Many people are turned off by the word Christ. For a good portion of my life, I wasn’t too keen on the word either. This was due to my perception that it was used to justify judgement of others who did not adhere to a particular religious belief… theirs. Then I learned that Christ is not a person. Rather, it is the God presence within every one of us.
As quoted above, arguably the most important words in the Bible are in Colossians 1:27 - “Christ in you is your hope of Glory.” If you don’t resonate with Christ, you can substitute the word with other terms to describe the same thing; Atman presence, Universal Mind, the Godhead, the Buddha Mind, or Star War’s version of the word, “The Force.” No matter what we call it, our task is to call it forth so that we make it part of our moment-by-moment experience. The Christ is God's idea of humanity, and includes - among other attributes - peace, love, joy, wholeness, and compassion.
The celebration of Christmas is the acknowledgement and remembrance of the Spirit of God that has been born in our awareness. That spiritual presence is reflected in many different spiritual paths and traditions - Hanukkah, Kwanza, Christmas, Earth ceremonies, etc. They all help us realize the inherent goodness of humanity and our potential as human and spiritual beings. The Christmas story in particular reminds us that the most important thing we can do is bring God into expression in every aspect of our lives. If we don’t practice the truth that we know, we reduce this truth to a mere belief system. A belief system unapplied is of little value. It turns God into an abstraction that is far off somewhere and does nothing to heal the distresses of the human condition.

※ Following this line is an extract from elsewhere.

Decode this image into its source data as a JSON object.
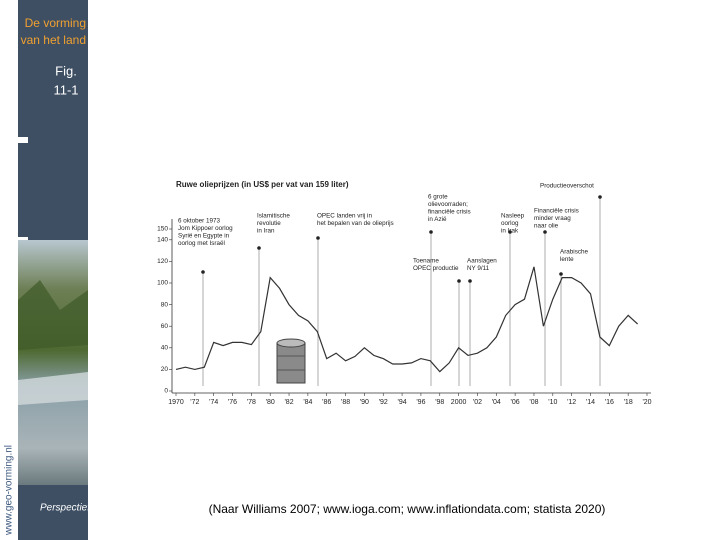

There is a line from a traditional Christian song that says, "Though Christ a thousand times in Bethlehem be born, if He’s not born in thee, thy soul is still forlorn." An updated interpretation of that line would be, "You can celebrate the birth of Jesus Christ in Bethlehem all you want, but if this Christ presence is not expressed in our own life, such celebrations are empty.” The Christ is expressed when it is born in your consciousness and becomes the activity of our awareness and life. This is how we celebrate and honor the birth of the Christ idea by whatever name we choose to call it.